Pour y parvenir, la chercheuse veut commencer aux premiers instants de la vie et observer attentivement le processus de développement des tissus.

« On ne veut pas uniquement recréer un pancréas, mais comprendre chacune de ses composantes », insiste celle que ses collègues surnomment « Yassie ».

Téhéran-Montréal-Toronto

Après avoir décroché un baccalauréat à l’Université de Téhéran, en Iran, Mme Aghazadeh a rejoint le laboratoire du Dr Vassilios Papadopoulos au programme de médecine expérimentale de l’Université McGill.

Elle y obtiendra une maîtrise et un doctorat en participant à des travaux sur la production hormonale et les voies de signalisation cellulaires. Elle s’intéresse alors plus particulièrement aux hormones produites par les glandes surrénales et les testicules.

À travers ces recherches, son équipe parvient à développer un traitement pour stimuler la production d’hormones. Cette découverte brevetée ferait d’ailleurs l’objet d’un médicament en développement aux États-Unis.

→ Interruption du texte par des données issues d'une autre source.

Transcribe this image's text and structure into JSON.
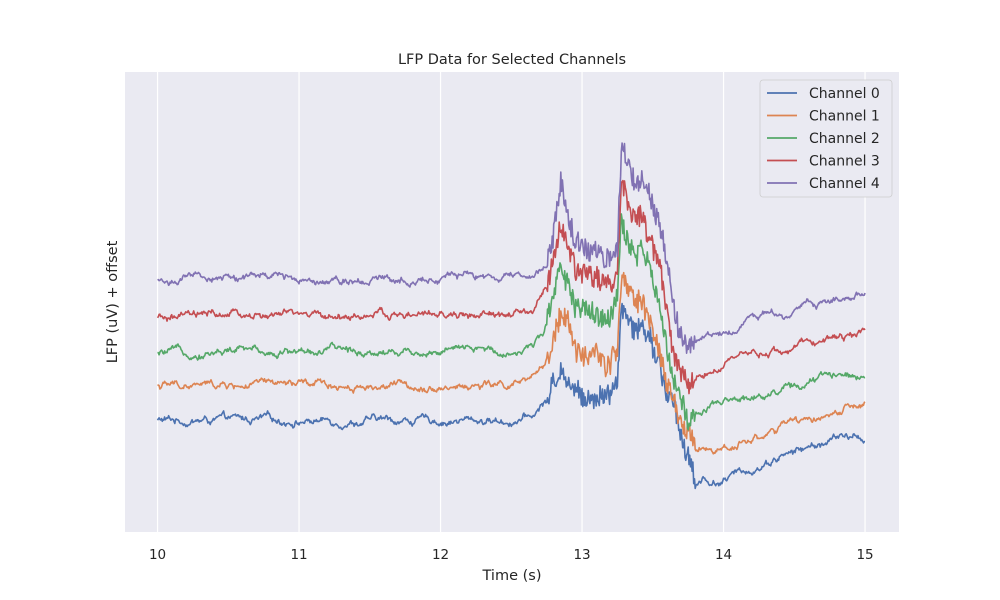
{
  "chart_data": {
    "type": "line",
    "title": "LFP Data for Selected Channels",
    "xlabel": "Time (s)",
    "ylabel": "LFP (uV) + offset",
    "xlim": [
      9.77,
      15.24
    ],
    "ylim": [
      -0.32,
      1.0
    ],
    "grid": true,
    "legend_position": "top-right",
    "x_ticks": [
      "10",
      "11",
      "12",
      "13",
      "14",
      "15"
    ],
    "x_tick_values": [
      10,
      11,
      12,
      13,
      14,
      15
    ],
    "y_ticks": [],
    "series": [
      {
        "name": "Channel 0",
        "color": "#4c72b0",
        "offset": 0.0,
        "x": [
          10.0,
          10.5,
          11.0,
          11.5,
          12.0,
          12.5,
          12.65,
          12.75,
          12.8,
          12.85,
          12.9,
          12.95,
          13.0,
          13.1,
          13.2,
          13.25,
          13.28,
          13.32,
          13.38,
          13.42,
          13.48,
          13.55,
          13.6,
          13.65,
          13.7,
          13.75,
          13.78,
          13.8,
          13.85,
          13.9,
          14.0,
          14.2,
          14.4,
          14.6,
          14.8,
          15.0
        ],
        "y": [
          0.0,
          0.0,
          0.0,
          0.0,
          0.0,
          0.0,
          0.01,
          0.06,
          0.1,
          0.14,
          0.12,
          0.09,
          0.08,
          0.07,
          0.07,
          0.12,
          0.33,
          0.3,
          0.26,
          0.27,
          0.24,
          0.15,
          0.07,
          0.05,
          -0.05,
          -0.1,
          -0.13,
          -0.2,
          -0.17,
          -0.18,
          -0.17,
          -0.14,
          -0.1,
          -0.08,
          -0.05,
          -0.05
        ]
      },
      {
        "name": "Channel 1",
        "color": "#dd8452",
        "offset": 0.0,
        "x": [
          10.0,
          10.5,
          11.0,
          11.5,
          12.0,
          12.5,
          12.65,
          12.75,
          12.8,
          12.85,
          12.9,
          12.95,
          13.0,
          13.1,
          13.2,
          13.25,
          13.28,
          13.32,
          13.38,
          13.42,
          13.48,
          13.55,
          13.6,
          13.65,
          13.7,
          13.75,
          13.78,
          13.8,
          13.85,
          13.9,
          14.0,
          14.2,
          14.4,
          14.6,
          14.8,
          15.0
        ],
        "y": [
          0.1,
          0.1,
          0.1,
          0.1,
          0.1,
          0.1,
          0.11,
          0.17,
          0.25,
          0.3,
          0.28,
          0.2,
          0.19,
          0.18,
          0.17,
          0.21,
          0.42,
          0.37,
          0.33,
          0.34,
          0.3,
          0.2,
          0.11,
          0.07,
          0.01,
          -0.05,
          -0.07,
          -0.1,
          -0.08,
          -0.09,
          -0.08,
          -0.05,
          -0.02,
          0.0,
          0.02,
          0.04
        ]
      },
      {
        "name": "Channel 2",
        "color": "#55a868",
        "offset": 0.0,
        "x": [
          10.0,
          10.5,
          11.0,
          11.5,
          12.0,
          12.5,
          12.65,
          12.75,
          12.8,
          12.85,
          12.9,
          12.95,
          13.0,
          13.1,
          13.2,
          13.25,
          13.28,
          13.32,
          13.38,
          13.42,
          13.48,
          13.55,
          13.6,
          13.65,
          13.7,
          13.75,
          13.78,
          13.8,
          13.85,
          13.9,
          14.0,
          14.2,
          14.4,
          14.6,
          14.8,
          15.0
        ],
        "y": [
          0.19,
          0.2,
          0.2,
          0.2,
          0.2,
          0.2,
          0.21,
          0.28,
          0.38,
          0.46,
          0.4,
          0.33,
          0.32,
          0.3,
          0.29,
          0.35,
          0.57,
          0.51,
          0.47,
          0.48,
          0.43,
          0.33,
          0.21,
          0.12,
          0.07,
          0.0,
          0.01,
          0.01,
          0.02,
          0.03,
          0.04,
          0.07,
          0.09,
          0.11,
          0.13,
          0.14
        ]
      },
      {
        "name": "Channel 3",
        "color": "#c44e52",
        "offset": 0.0,
        "x": [
          10.0,
          10.5,
          11.0,
          11.5,
          12.0,
          12.5,
          12.65,
          12.75,
          12.8,
          12.85,
          12.9,
          12.95,
          13.0,
          13.1,
          13.2,
          13.25,
          13.28,
          13.32,
          13.38,
          13.42,
          13.48,
          13.55,
          13.6,
          13.65,
          13.7,
          13.75,
          13.78,
          13.8,
          13.85,
          13.9,
          14.0,
          14.2,
          14.4,
          14.6,
          14.8,
          15.0
        ],
        "y": [
          0.29,
          0.3,
          0.3,
          0.3,
          0.3,
          0.3,
          0.31,
          0.38,
          0.48,
          0.57,
          0.5,
          0.44,
          0.42,
          0.4,
          0.39,
          0.45,
          0.71,
          0.63,
          0.58,
          0.59,
          0.53,
          0.43,
          0.31,
          0.2,
          0.14,
          0.12,
          0.13,
          0.13,
          0.14,
          0.15,
          0.16,
          0.18,
          0.2,
          0.22,
          0.24,
          0.26
        ]
      },
      {
        "name": "Channel 4",
        "color": "#8172b3",
        "offset": 0.0,
        "x": [
          10.0,
          10.5,
          11.0,
          11.5,
          12.0,
          12.5,
          12.65,
          12.75,
          12.8,
          12.85,
          12.9,
          12.95,
          13.0,
          13.1,
          13.2,
          13.25,
          13.28,
          13.32,
          13.38,
          13.42,
          13.48,
          13.55,
          13.6,
          13.65,
          13.7,
          13.75,
          13.78,
          13.8,
          13.85,
          13.9,
          14.0,
          14.2,
          14.4,
          14.6,
          14.8,
          15.0
        ],
        "y": [
          0.4,
          0.41,
          0.41,
          0.41,
          0.41,
          0.41,
          0.41,
          0.45,
          0.54,
          0.68,
          0.58,
          0.51,
          0.49,
          0.48,
          0.47,
          0.5,
          0.83,
          0.74,
          0.69,
          0.7,
          0.64,
          0.54,
          0.43,
          0.31,
          0.24,
          0.21,
          0.22,
          0.22,
          0.24,
          0.25,
          0.26,
          0.29,
          0.31,
          0.33,
          0.35,
          0.36
        ]
      }
    ]
  }
}
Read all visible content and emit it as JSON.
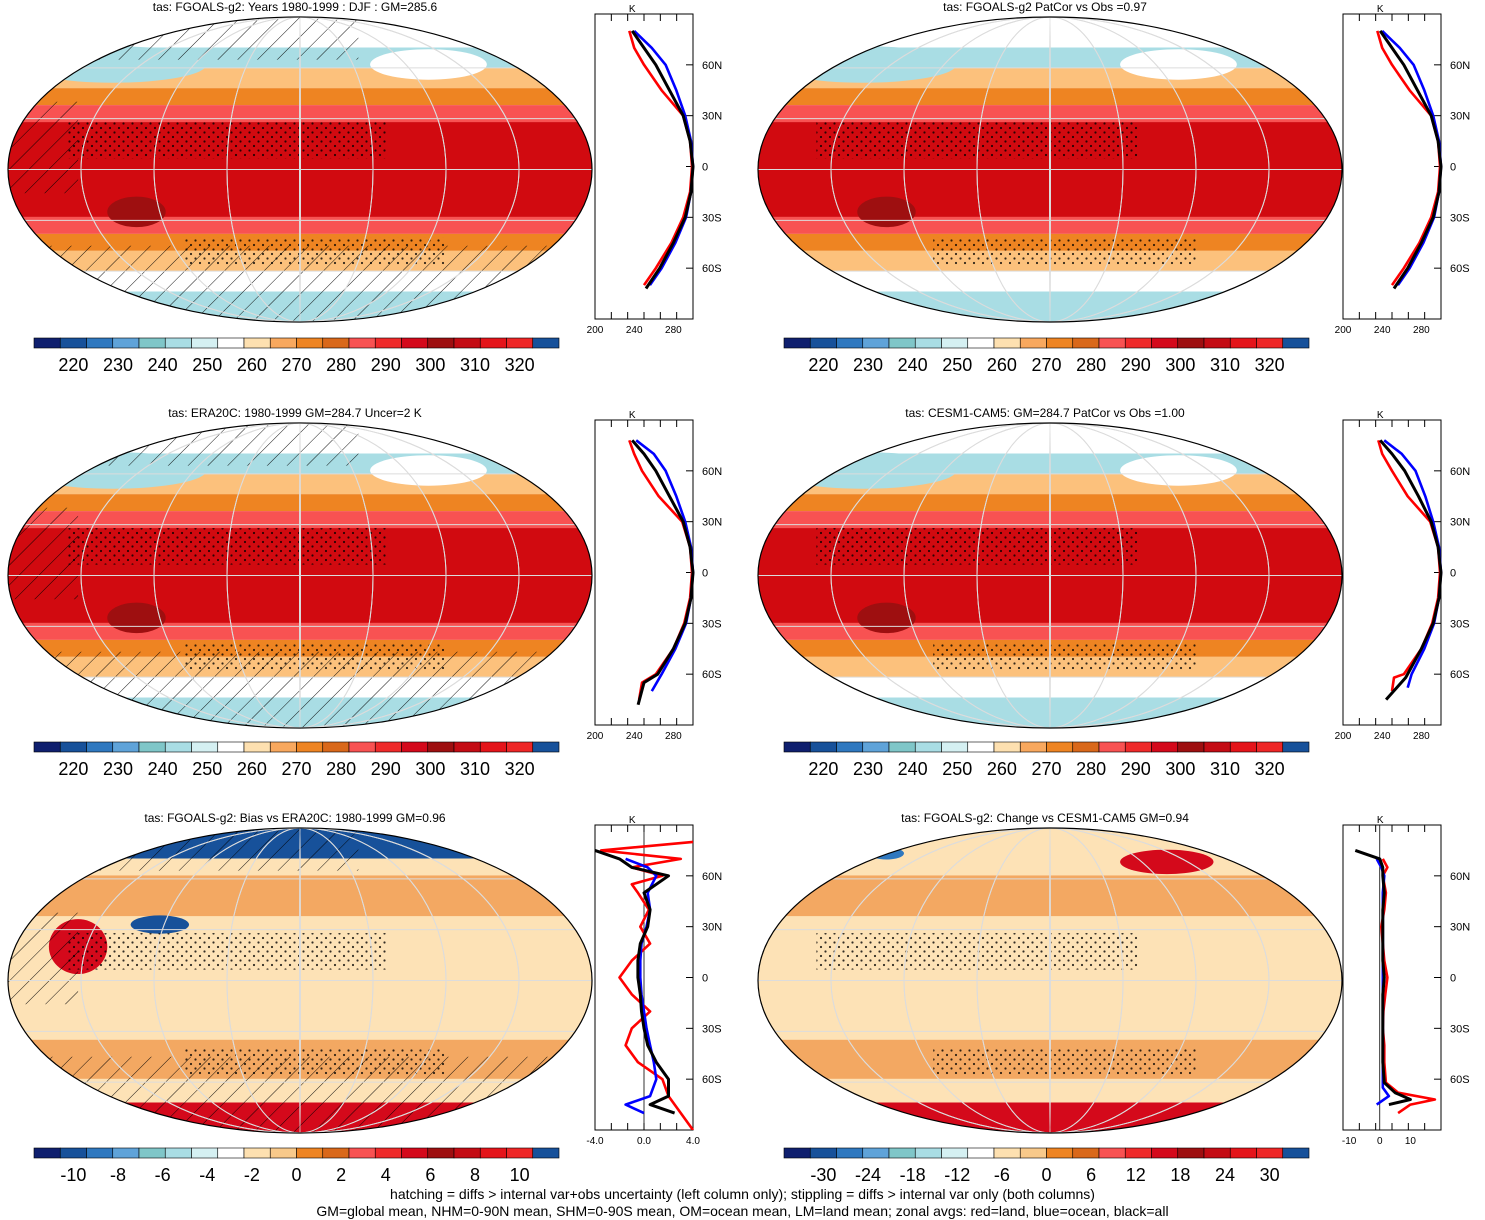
{
  "panels": [
    {
      "id": "fgoals",
      "title": "tas: FGOALS-g2: Years 1980-1999 : DJF : GM=285.6",
      "kind": "abs",
      "hatch": true,
      "scale": "abs"
    },
    {
      "id": "fgoals-patcor",
      "title": "tas: FGOALS-g2 PatCor vs Obs =0.97",
      "kind": "abs",
      "hatch": false,
      "scale": "abs"
    },
    {
      "id": "era20c",
      "title": "tas: ERA20C: 1980-1999 GM=284.7 Uncer=2 K",
      "kind": "abs",
      "hatch": true,
      "scale": "abs"
    },
    {
      "id": "cesm",
      "title": "tas: CESM1-CAM5: GM=284.7 PatCor vs Obs =1.00",
      "kind": "abs",
      "hatch": false,
      "scale": "abs"
    },
    {
      "id": "bias",
      "title": "tas: FGOALS-g2: Bias vs ERA20C: 1980-1999 GM=0.96",
      "kind": "bias",
      "hatch": true,
      "scale": "bias"
    },
    {
      "id": "change",
      "title": "tas: FGOALS-g2: Change vs CESM1-CAM5 GM=0.94",
      "kind": "change",
      "hatch": false,
      "scale": "change"
    }
  ],
  "colorbars": {
    "abs": {
      "labels": [
        "220",
        "230",
        "240",
        "250",
        "260",
        "270",
        "280",
        "290",
        "300",
        "310",
        "320"
      ],
      "colors": [
        "#0f1f6e",
        "#17519a",
        "#2f78bf",
        "#5fa3d9",
        "#7fc6c8",
        "#a9dde4",
        "#d5f0f2",
        "#ffffff",
        "#fde0b0",
        "#f8a85e",
        "#ee8422",
        "#d9681a",
        "#f85252",
        "#ef2a2a",
        "#d4091b",
        "#9e0f10",
        "#c40c14",
        "#e4141a",
        "#ee2626",
        "#17519a"
      ]
    },
    "bias": {
      "labels": [
        "-10",
        "-8",
        "-6",
        "-4",
        "-2",
        "0",
        "2",
        "4",
        "6",
        "8",
        "10"
      ],
      "colors": [
        "#0f1f6e",
        "#17519a",
        "#2f78bf",
        "#5fa3d9",
        "#7fc6c8",
        "#a9dde4",
        "#d5f0f2",
        "#ffffff",
        "#fde0b0",
        "#f8c98a",
        "#ee8422",
        "#d9681a",
        "#f85252",
        "#ef2a2a",
        "#d4091b",
        "#9e0f10",
        "#c40c14",
        "#e4141a",
        "#ee2626",
        "#17519a"
      ]
    },
    "change": {
      "labels": [
        "-30",
        "-24",
        "-18",
        "-12",
        "-6",
        "0",
        "6",
        "12",
        "18",
        "24",
        "30"
      ],
      "colors": [
        "#0f1f6e",
        "#17519a",
        "#2f78bf",
        "#5fa3d9",
        "#7fc6c8",
        "#a9dde4",
        "#d5f0f2",
        "#ffffff",
        "#fde0b0",
        "#f8c98a",
        "#ee8422",
        "#d9681a",
        "#f85252",
        "#ef2a2a",
        "#d4091b",
        "#9e0f10",
        "#c40c14",
        "#e4141a",
        "#ee2626",
        "#17519a"
      ]
    }
  },
  "map_colors": {
    "abs": {
      "trop": "#d10a10",
      "warm": "#ef2121",
      "mid": "#f85252",
      "cool": "#ee8422",
      "cold": "#fcc17c",
      "polar": "#ffffff",
      "ice": "#a9dde4",
      "deep": "#9e0f10"
    },
    "bias": {
      "base": "#fde2b6",
      "warm": "#f3a862",
      "hot": "#d4091b",
      "cold": "#17519a",
      "cool": "#a9dde4"
    },
    "change": {
      "base": "#fde2b6",
      "warm": "#f3a862",
      "hot": "#d4091b",
      "cold": "#2f78bf"
    }
  },
  "zonal_axes": {
    "abs": {
      "xticks": [
        "200",
        "240",
        "280"
      ],
      "xmin": 200,
      "xmax": 300
    },
    "bias": {
      "xticks": [
        "-4.0",
        "0.0",
        "4.0"
      ],
      "xmin": -4,
      "xmax": 4
    },
    "change": {
      "xticks": [
        "-10",
        "0",
        "10"
      ],
      "xmin": -12,
      "xmax": 20
    }
  },
  "zonal_units": "K",
  "lat_ticks": [
    "60N",
    "30N",
    "0",
    "30S",
    "60S"
  ],
  "chart_data": [
    {
      "type": "line",
      "panel": "fgoals",
      "xlabel": "K",
      "ylabel": "",
      "x_range": [
        200,
        300
      ],
      "y_range": [
        -90,
        90
      ],
      "series": [
        {
          "name": "land",
          "color": "#ff0000",
          "lat": [
            -70,
            -60,
            -45,
            -30,
            -15,
            0,
            15,
            30,
            45,
            60,
            70,
            80
          ],
          "values": [
            250,
            262,
            278,
            290,
            297,
            299,
            297,
            290,
            268,
            250,
            240,
            235
          ]
        },
        {
          "name": "ocean",
          "color": "#0000ff",
          "lat": [
            -70,
            -60,
            -45,
            -30,
            -15,
            0,
            15,
            30,
            45,
            60,
            70,
            80
          ],
          "values": [
            256,
            268,
            282,
            293,
            298,
            300,
            298,
            292,
            283,
            272,
            258,
            240
          ]
        },
        {
          "name": "all",
          "color": "#000000",
          "lat": [
            -72,
            -60,
            -45,
            -30,
            -15,
            0,
            15,
            30,
            45,
            60,
            70,
            80
          ],
          "values": [
            252,
            266,
            280,
            292,
            298,
            300,
            297,
            290,
            276,
            262,
            250,
            238
          ]
        }
      ]
    },
    {
      "type": "line",
      "panel": "fgoals-patcor",
      "xlabel": "K",
      "ylabel": "",
      "x_range": [
        200,
        300
      ],
      "y_range": [
        -90,
        90
      ],
      "series": [
        {
          "name": "land",
          "color": "#ff0000",
          "lat": [
            -70,
            -60,
            -45,
            -30,
            -15,
            0,
            15,
            30,
            45,
            60,
            70,
            80
          ],
          "values": [
            250,
            262,
            278,
            290,
            297,
            299,
            297,
            290,
            268,
            250,
            240,
            235
          ]
        },
        {
          "name": "ocean",
          "color": "#0000ff",
          "lat": [
            -70,
            -60,
            -45,
            -30,
            -15,
            0,
            15,
            30,
            45,
            60,
            70,
            80
          ],
          "values": [
            256,
            268,
            282,
            293,
            298,
            300,
            298,
            292,
            283,
            272,
            258,
            240
          ]
        },
        {
          "name": "all",
          "color": "#000000",
          "lat": [
            -72,
            -60,
            -45,
            -30,
            -15,
            0,
            15,
            30,
            45,
            60,
            70,
            80
          ],
          "values": [
            252,
            266,
            280,
            292,
            298,
            300,
            297,
            290,
            276,
            262,
            250,
            238
          ]
        }
      ]
    },
    {
      "type": "line",
      "panel": "era20c",
      "xlabel": "K",
      "ylabel": "",
      "x_range": [
        200,
        300
      ],
      "y_range": [
        -90,
        90
      ],
      "series": [
        {
          "name": "land",
          "color": "#ff0000",
          "lat": [
            -75,
            -65,
            -60,
            -45,
            -30,
            -15,
            0,
            15,
            30,
            45,
            60,
            70,
            78
          ],
          "values": [
            245,
            248,
            262,
            280,
            291,
            297,
            299,
            297,
            289,
            265,
            248,
            240,
            235
          ]
        },
        {
          "name": "ocean",
          "color": "#0000ff",
          "lat": [
            -70,
            -60,
            -45,
            -30,
            -15,
            0,
            15,
            30,
            45,
            60,
            70,
            78
          ],
          "values": [
            258,
            268,
            282,
            293,
            298,
            300,
            298,
            292,
            283,
            272,
            260,
            242
          ]
        },
        {
          "name": "all",
          "color": "#000000",
          "lat": [
            -78,
            -65,
            -60,
            -45,
            -30,
            -15,
            0,
            15,
            30,
            45,
            60,
            70,
            78
          ],
          "values": [
            244,
            250,
            264,
            280,
            292,
            298,
            300,
            297,
            290,
            276,
            262,
            250,
            238
          ]
        }
      ]
    },
    {
      "type": "line",
      "panel": "cesm",
      "xlabel": "K",
      "ylabel": "",
      "x_range": [
        200,
        300
      ],
      "y_range": [
        -90,
        90
      ],
      "series": [
        {
          "name": "land",
          "color": "#ff0000",
          "lat": [
            -70,
            -62,
            -60,
            -45,
            -30,
            -15,
            0,
            15,
            30,
            45,
            60,
            70,
            78
          ],
          "values": [
            250,
            252,
            262,
            280,
            291,
            297,
            299,
            297,
            289,
            266,
            250,
            240,
            236
          ]
        },
        {
          "name": "ocean",
          "color": "#0000ff",
          "lat": [
            -68,
            -60,
            -45,
            -30,
            -15,
            0,
            15,
            30,
            45,
            60,
            70,
            78
          ],
          "values": [
            266,
            270,
            283,
            293,
            298,
            300,
            298,
            292,
            284,
            274,
            260,
            242
          ]
        },
        {
          "name": "all",
          "color": "#000000",
          "lat": [
            -75,
            -62,
            -45,
            -30,
            -15,
            0,
            15,
            30,
            45,
            60,
            70,
            78
          ],
          "values": [
            244,
            264,
            280,
            292,
            298,
            300,
            297,
            290,
            277,
            263,
            250,
            238
          ]
        }
      ]
    },
    {
      "type": "line",
      "panel": "bias",
      "xlabel": "K",
      "ylabel": "",
      "x_range": [
        -4,
        4
      ],
      "y_range": [
        -90,
        90
      ],
      "series": [
        {
          "name": "land",
          "color": "#ff0000",
          "lat": [
            -90,
            -80,
            -70,
            -60,
            -50,
            -40,
            -30,
            -20,
            -10,
            0,
            10,
            20,
            30,
            40,
            50,
            55,
            60,
            65,
            70,
            75,
            80
          ],
          "values": [
            4,
            3,
            2,
            1.5,
            -0.5,
            -1.5,
            -1.0,
            0.5,
            -1.0,
            -2.0,
            -1.0,
            0.5,
            -0.3,
            0.4,
            -0.5,
            -1.0,
            1.5,
            -1.0,
            3.0,
            -3.5,
            4.0
          ]
        },
        {
          "name": "ocean",
          "color": "#0000ff",
          "lat": [
            -80,
            -75,
            -70,
            -60,
            -50,
            -40,
            -30,
            -20,
            -10,
            0,
            10,
            20,
            30,
            40,
            50,
            60,
            65,
            70
          ],
          "values": [
            0,
            -1.5,
            0.5,
            1.0,
            0.8,
            0.5,
            0.2,
            0.0,
            -0.2,
            -0.3,
            -0.3,
            -0.2,
            0.2,
            0.5,
            0.3,
            1.0,
            0.3,
            -1.5
          ]
        },
        {
          "name": "all",
          "color": "#000000",
          "lat": [
            -80,
            -75,
            -70,
            -60,
            -50,
            -40,
            -30,
            -20,
            -10,
            0,
            10,
            20,
            30,
            40,
            50,
            60,
            65,
            70,
            75
          ],
          "values": [
            2.5,
            0.5,
            2.0,
            2.0,
            1.0,
            0.3,
            0.0,
            -0.2,
            -0.3,
            -0.5,
            -0.5,
            -0.3,
            0.3,
            0.5,
            0.0,
            2.0,
            -1.0,
            -2.0,
            -4.0
          ]
        }
      ]
    },
    {
      "type": "line",
      "panel": "change",
      "xlabel": "K",
      "ylabel": "",
      "x_range": [
        -12,
        20
      ],
      "y_range": [
        -90,
        90
      ],
      "series": [
        {
          "name": "land",
          "color": "#ff0000",
          "lat": [
            -80,
            -75,
            -72,
            -68,
            -62,
            -50,
            -40,
            -30,
            -20,
            -10,
            0,
            10,
            20,
            30,
            40,
            50,
            60,
            65,
            70
          ],
          "values": [
            6,
            10,
            18,
            6,
            2,
            1.5,
            1.5,
            1.0,
            1.2,
            1.8,
            2.5,
            1.5,
            1.0,
            0.5,
            1.5,
            2.0,
            1.0,
            2.5,
            1.0
          ]
        },
        {
          "name": "ocean",
          "color": "#0000ff",
          "lat": [
            -75,
            -70,
            -65,
            -55,
            -40,
            -30,
            -20,
            -10,
            0,
            10,
            20,
            30,
            40,
            50,
            60,
            65,
            70
          ],
          "values": [
            -1,
            3,
            1,
            1,
            1,
            1,
            1,
            1,
            1,
            1,
            1,
            1,
            1,
            1,
            1.5,
            0.5,
            -1
          ]
        },
        {
          "name": "all",
          "color": "#000000",
          "lat": [
            -75,
            -72,
            -68,
            -62,
            -50,
            -40,
            -30,
            -20,
            -10,
            0,
            10,
            20,
            30,
            40,
            50,
            60,
            65,
            70,
            75
          ],
          "values": [
            3,
            10,
            5,
            1.5,
            1,
            1,
            1,
            1,
            1,
            1.5,
            1,
            1,
            1,
            1,
            1.5,
            1,
            1,
            0,
            -8
          ]
        }
      ]
    }
  ],
  "footer": {
    "line1": "hatching = diffs > internal var+obs uncertainty (left column only); stippling = diffs > internal var only (both columns)",
    "line2": "GM=global mean, NHM=0-90N mean, SHM=0-90S mean, OM=ocean mean, LM=land mean; zonal avgs: red=land, blue=ocean, black=all"
  }
}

Parallèlement à ces démarches, puisque son labo avait désespérément besoin de tissus humains pour mener ses expérimentations, Yasaman Aghazadeh a mis sur pied une cohorte d’étudiants chargée de fabriquer des tissus humains à partir de cellules souches.

« Je me suis alors découvert un intérêt beaucoup plus fort pour les cellules souches que pour le développement de médicaments, confie-t-elle. Alors j’ai cherché des laboratoires qui travaillaient là-dessus à temps plein. »

Ainsi, « Yassie » est partie pour Toronto, où elle a rejoint l’Institut McEwan. C’est là qu’elle a entrepris sa quête de produire des tissus pancréatiques à partir de cellules souches.

Si elle parvient à ses fins, Yasaman Aghazadeh pourrait éventuellement voir son travail se transformer en étude clinique et possiblement changer la vie de millions de personnes.